Hansika Herath - Hidden Story

Photo courtesy of Saskia Fernando Gallery

Twelve women artists are celebrating International Women’s Day this year with a group exhibition entitled With My Back to the World at the Saskia Fernando Gallery curated by Mariyam Begum and Ashini Nanayakkara featuring the work of Fabienne Francotte, Hansika Herath, Chathurika Jayani, Shaanea Mendis, Ashini Nanayakkara, Sabeen Omar, Anoli Perera, Sumi Perera, Saskia Pintelon, Anomaa Rajakaruna, Hema Shironi and Anoma Wijewardene.

The exhibition asks the viewer to observe, feel and respond to the subtleties in art making without seeking a cause or reason. It is an invitation to engage with process and the conversations that emerge across different disciplines whether it be embroidery, beadwork, woodblock printing, painting, sculpture, assemblage or photography.

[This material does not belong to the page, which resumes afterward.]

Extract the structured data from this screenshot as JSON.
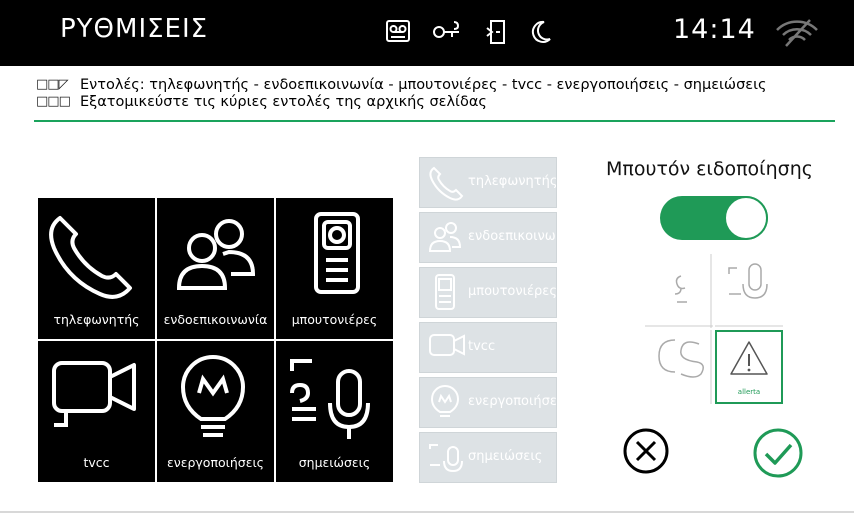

Anomaa Rajakaruna’s photographs of Sri Lanka’s north and east provide a sombre visual narrative on issues of conflict, displacement and sexual harassment. Using documentary photographic techniques she approaches her subjects with sensitivity, helping to create awareness around social responsibility. Fabienne Francotte’s hand is evident in her clay sculptures, drawings and paintings of lips, which she impetuously stitches and reworks to reflect on sisterhood, loss and trauma. In the same vein, Hema Shironi experiments with paper and stitching, reworking her materials to the point of disintegration to meditate on concepts of home, migration and displacement. Anoma Wijewardene tears and cuts up her paintings and reconstructs them into vivid and layered works to communicate ideas of inclusivity, sustainability and harmony.

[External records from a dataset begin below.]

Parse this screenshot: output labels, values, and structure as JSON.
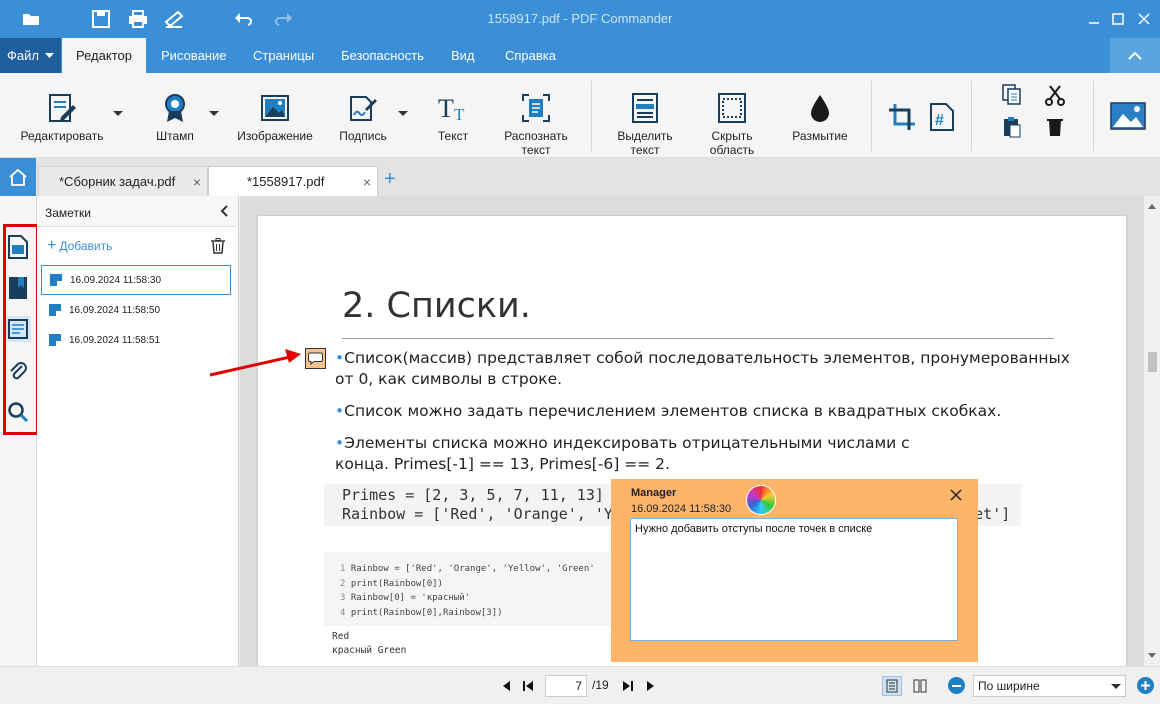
{
  "window": {
    "title": "1558917.pdf - PDF Commander"
  },
  "ribbon_tabs": {
    "file": "Файл",
    "items": [
      "Редактор",
      "Рисование",
      "Страницы",
      "Безопасность",
      "Вид",
      "Справка"
    ],
    "active": "Редактор"
  },
  "ribbon": {
    "edit": "Редактировать",
    "stamp": "Штамп",
    "image": "Изображение",
    "sign": "Подпись",
    "text": "Текст",
    "recognize": "Распознать\nтекст",
    "select_text": "Выделить\nтекст",
    "hide_area": "Скрыть\nобласть",
    "blur": "Размытие"
  },
  "doc_tabs": [
    {
      "label": "*Сборник задач.pdf",
      "active": false
    },
    {
      "label": "*1558917.pdf",
      "active": true
    }
  ],
  "notes_panel": {
    "title": "Заметки",
    "add": "Добавить",
    "items": [
      "16.09.2024 11:58:30",
      "16.09.2024 11:58:50",
      "16.09.2024 11:58:51"
    ]
  },
  "page": {
    "heading": "2. Списки.",
    "bullets": [
      "Список(массив) представляет собой последовательность элементов, пронумерованных от 0, как символы в строке.",
      "Список можно задать перечислением элементов списка в квадратных скобках.",
      "Элементы списка можно индексировать отрицательными числами с конца. Primes[-1] == 13, Primes[-6] == 2."
    ],
    "code_big": [
      "Primes = [2, 3, 5, 7, 11, 13]",
      "Rainbow = ['Red', 'Orange', 'Yellow', 'Green', 'Blue', 'Indigo', 'Violet']"
    ],
    "code_small": [
      "Rainbow = ['Red', 'Orange', 'Yellow', 'Green'",
      "print(Rainbow[0])",
      "Rainbow[0] = 'красный'",
      "print(Rainbow[0],Rainbow[3])"
    ],
    "output": [
      "Red",
      "красный Green"
    ]
  },
  "popup_note": {
    "author": "Manager",
    "date": "16.09.2024 11:58:30",
    "text": "Нужно добавить отступы после точек в списке"
  },
  "status": {
    "page": "7",
    "total": "/19",
    "zoom": "По ширине"
  },
  "colors": {
    "accent": "#3a8fd6",
    "note": "#fdb46b",
    "highlight_box": "#e30000"
  }
}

Hansika Herath engages with the process of woodcut printing to conflate representations of the female form with nature to meditate on humanity and the environment. Similarly, Shaanea Mendis contemplates the intricate biological patterns and textures present in nature through her pen, ink, and watercolour drawings. Inspired by the geometric elements and grids of Islamic architecture, Sabeen Omar uses embroidery and beading to transform objects from her childhood such as handkerchiefs and cardboard boxes, exploring the ephemerality of memories and the places we inhabit. Saskia Pintelon’s patchwork of collages, found photographs and appropriated artworks contemplate a society and its citizens that are constantly being remade by political, social or technological shifts in their environment. Likewise, Anoli Perera digitally superimposes watercolour paintings with drawings and photographs to explore the idea of fragmented memories and shared histories.

Through a combination of painting and embroidery, Chathurika Jayani dreams up fantastical urban landscapes of the future as she meditates on industrialization and rising cities. Inspired by perspective in urban architectural spaces, Sumi Perera uses hybrid printmaking techniques to explore the interplay of geometric forms, shapes and lines. Ashini Nanayakkara uses a combination of analog and digital photographic techniques to construct geometric compositions of urban architecture that disorient traditional perceptions of space and scale.

With My Back to the World will be open from March 3 to April 2 at Saskia Fernando Gallery.